Because the data types vary, the security demands and regulations will vary, too. Healthcare data, for example, is protected by HIPAA, while retail data might fall under the jurisdiction of GDPR in Europe. Marketers must be aware of the privacy restrictions and regulations in their industry and follow them precisely.
Taking data responsibility
Regardless of the nature of the data, increasing privacy and security will require marketers, IT, and product teams to collaborate on processes and policies that adhere to data governance and compliance policies and strategies. It also means companies need to unify, clean up, and secure all the data that’s currently spread across disparate CRM, ERP, marketing and ad tech systems and databases.

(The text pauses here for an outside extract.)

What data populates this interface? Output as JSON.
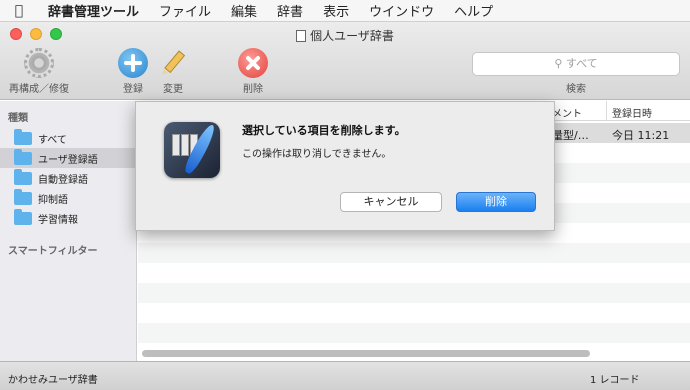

IT teams, more than anyone, will face the burden of unifying and housing data in secure database systems, such as data clean room technologies. But even with all the innovation taking place in marketing attribution and analytics, it takes humans to help ensure data quality and secure consumer privacy.
“People + data = better” is the equation marketers need for outcomes that mutually benefit their businesses and their customers.
To thrive in the era of privacy-savvy consumers, a privacy-focused, data-driven marketing strategy is vital for supporting business goals and cultivating a trusted relationship with customers.
Rather than looking for new ways to gather more data, marketers should focus on the data they have, ensuring it does no harm – only good.